Taken as a whole, the collection sets out to answer a series of specific questions: Were the mutinies a struggle over ‘arrears of pay’ or a ‘revolutionary movement'? Were there one, four or more mutinies? Is ‘mutiny’ the correct word for these events—were there, in fact, a range of ‘mutinies’, from what we might term strike action today to more ‘traditional’ definitions? In engaging with these questions, the chapters focus on particular events and ships, as well as tackling some broader themes. For example, contributions range from analysis of incidents on HMS London and HMS Trent, to chapters considering themes such as conspiracy theories inspired by the mutinies, the reporting of the events in the provincial press, sailors' petitions on the conduct of officers, and lower-deck life in the Revolutionary Wars.
In many respects, the strength of the collection lies in this focused approach. As the editors contend, the volume poses new answers to old questions.
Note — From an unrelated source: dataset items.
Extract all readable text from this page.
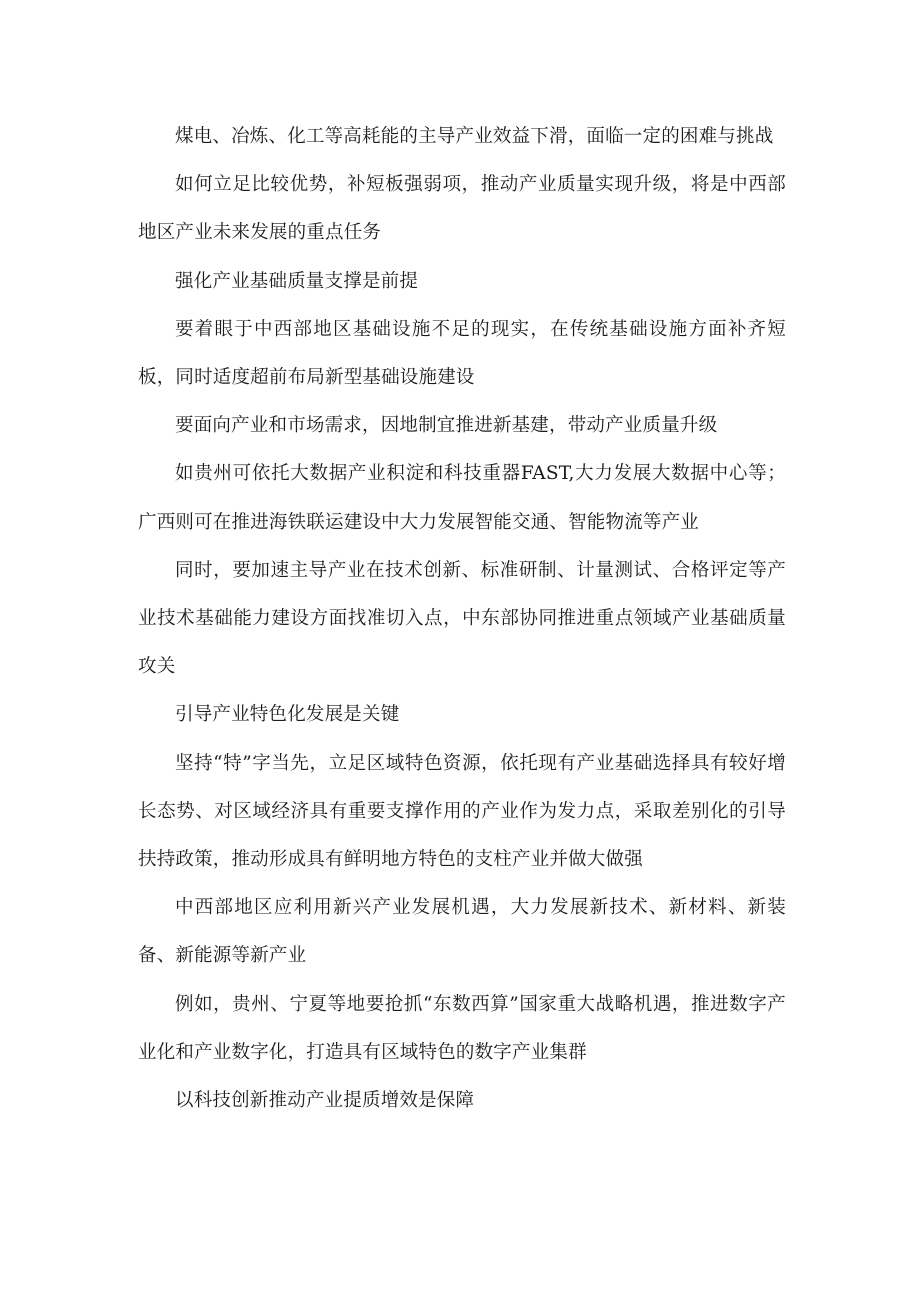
煤电、冶炼、化工等高耗能的主导产业效益下滑，面临一定的困难与挑战

如何立足比较优势，补短板强弱项，推动产业质量实现升级，将是中西部地区产业未来发展的重点任务

强化产业基础质量支撑是前提

要着眼于中西部地区基础设施不足的现实，在传统基础设施方面补齐短板，同时适度超前布局新型基础设施建设

要面向产业和市场需求，因地制宜推进新基建，带动产业质量升级

如贵州可依托大数据产业积淀和科技重器FAST,大力发展大数据中心等；广西则可在推进海铁联运建设中大力发展智能交通、智能物流等产业

同时，要加速主导产业在技术创新、标准研制、计量测试、合格评定等产业技术基础能力建设方面找准切入点，中东部协同推进重点领域产业基础质量攻关

引导产业特色化发展是关键

坚持“特”字当先，立足区域特色资源，依托现有产业基础选择具有较好增长态势、对区域经济具有重要支撑作用的产业作为发力点，采取差别化的引导扶持政策，推动形成具有鲜明地方特色的支柱产业并做大做强

中西部地区应利用新兴产业发展机遇，大力发展新技术、新材料、新装备、新能源等新产业

例如，贵州、宁夏等地要抢抓“东数西算”国家重大战略机遇，推进数字产业化和产业数字化，打造具有区域特色的数字产业集群

以科技创新推动产业提质增效是保障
In doing so it can dispel some lingering myths that have little basis in fact: that sailors did not know how to rebel; that naval crews were unheedingly obedient to their superiors; or that the mutinies were the product of some Irish republican plot. In their place, The Naval Mutinies of 1797 suggests that ‘self-determination’ can be a powerful tool in exploring the motivations of the sailors involved in these events.
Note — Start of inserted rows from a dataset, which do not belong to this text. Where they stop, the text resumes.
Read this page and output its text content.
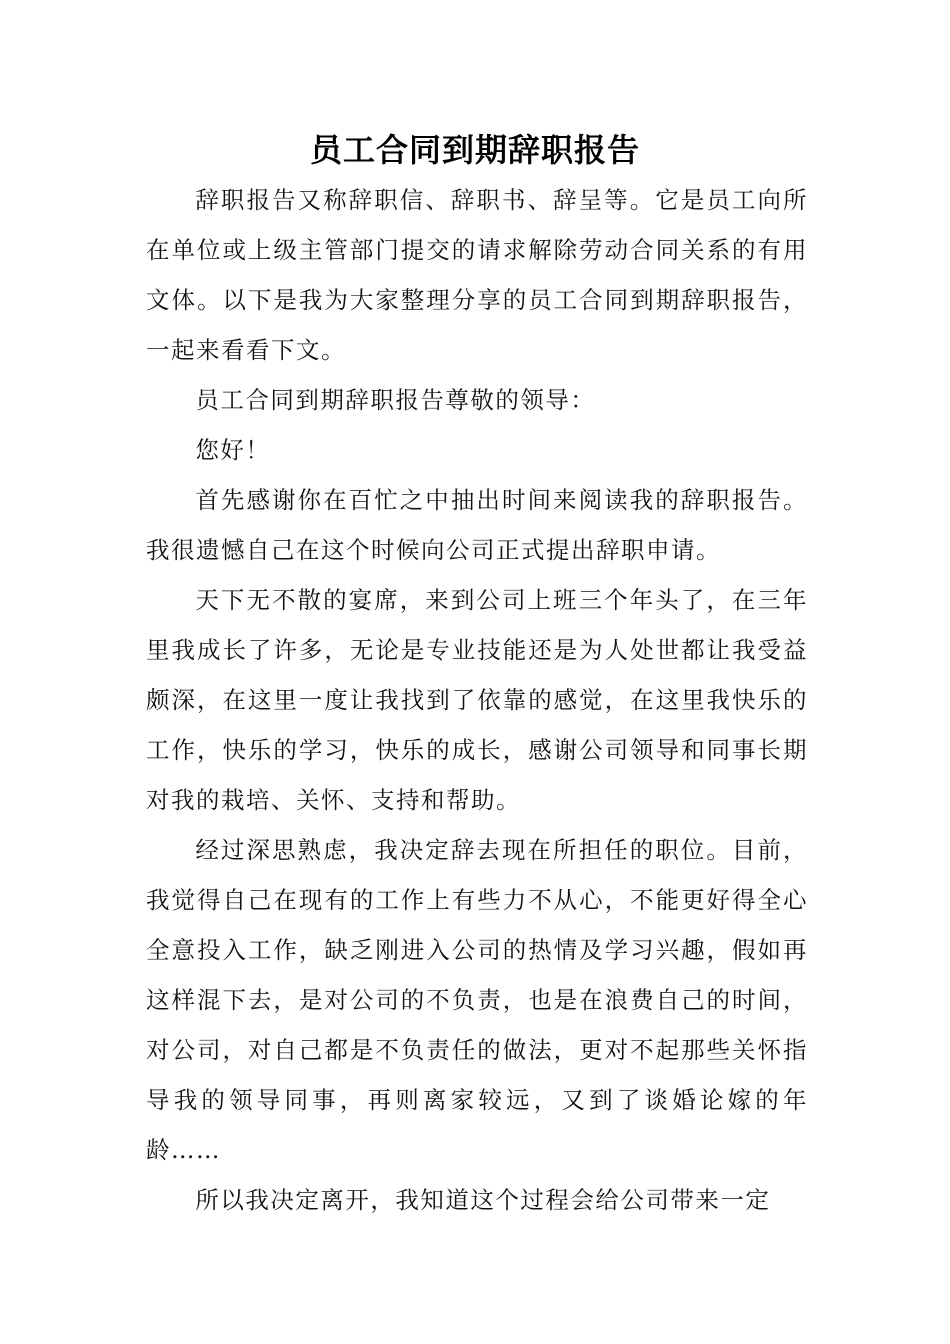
员工合同到期辞职报告

辞职报告又称辞职信、辞职书、辞呈等。它是员工向所在单位或上级主管部门提交的请求解除劳动合同关系的有用文体。以下是我为大家整理分享的员工合同到期辞职报告，一起来看看下文。

员工合同到期辞职报告尊敬的领导：

您好！

首先感谢你在百忙之中抽出时间来阅读我的辞职报告。我很遗憾自己在这个时候向公司正式提出辞职申请。

天下无不散的宴席，来到公司上班三个年头了，在三年里我成长了许多，无论是专业技能还是为人处世都让我受益颇深，在这里一度让我找到了依靠的感觉，在这里我快乐的工作，快乐的学习，快乐的成长，感谢公司领导和同事长期对我的栽培、关怀、支持和帮助。

经过深思熟虑，我决定辞去现在所担任的职位。目前，我觉得自己在现有的工作上有些力不从心，不能更好得全心全意投入工作，缺乏刚进入公司的热情及学习兴趣，假如再这样混下去，是对公司的不负责，也是在浪费自己的时间，对公司，对自己都是不负责任的做法，更对不起那些关怀指导我的领导同事，再则离家较远，又到了谈婚论嫁的年龄……

所以我决定离开，我知道这个过程会给公司带来一定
Of course, this sort of approach can also be a drawback too. Chronologically, the collection does not stray beyond the first decade of the 19th century. Indeed, apart from a final chapter on the influence of the events of 1797 upon the Nereide Mutiny of 1809, there is relatively little to say about the legacy of 1797 in the Royal Navy. While there is much more work to be done, this collection can provide the basis for future scholarship. More consideration of muster books, for instance, might provide information and more ‘subtle understanding’, as the editors put it (p. 9), ‘of those who led the mutinies or crewed particular vessels which espoused, resisted or drove mutiny forward’. Similarly, much remains to be done on issues such as the long-term impact of the mutinies on naval administration, conditions and discipline, as well as the wider cultural impacts and legacies of such potentially cataclysmic events on the national, as well as the naval, psyche.
In an article in The Saturday Review of June 1891, David Hannay remarked that he doubted whether the mutinies of 1797 ‘have ever received the attention which they deserve’. The Naval Mutinies of 1797 goes some way to rectifying that situation.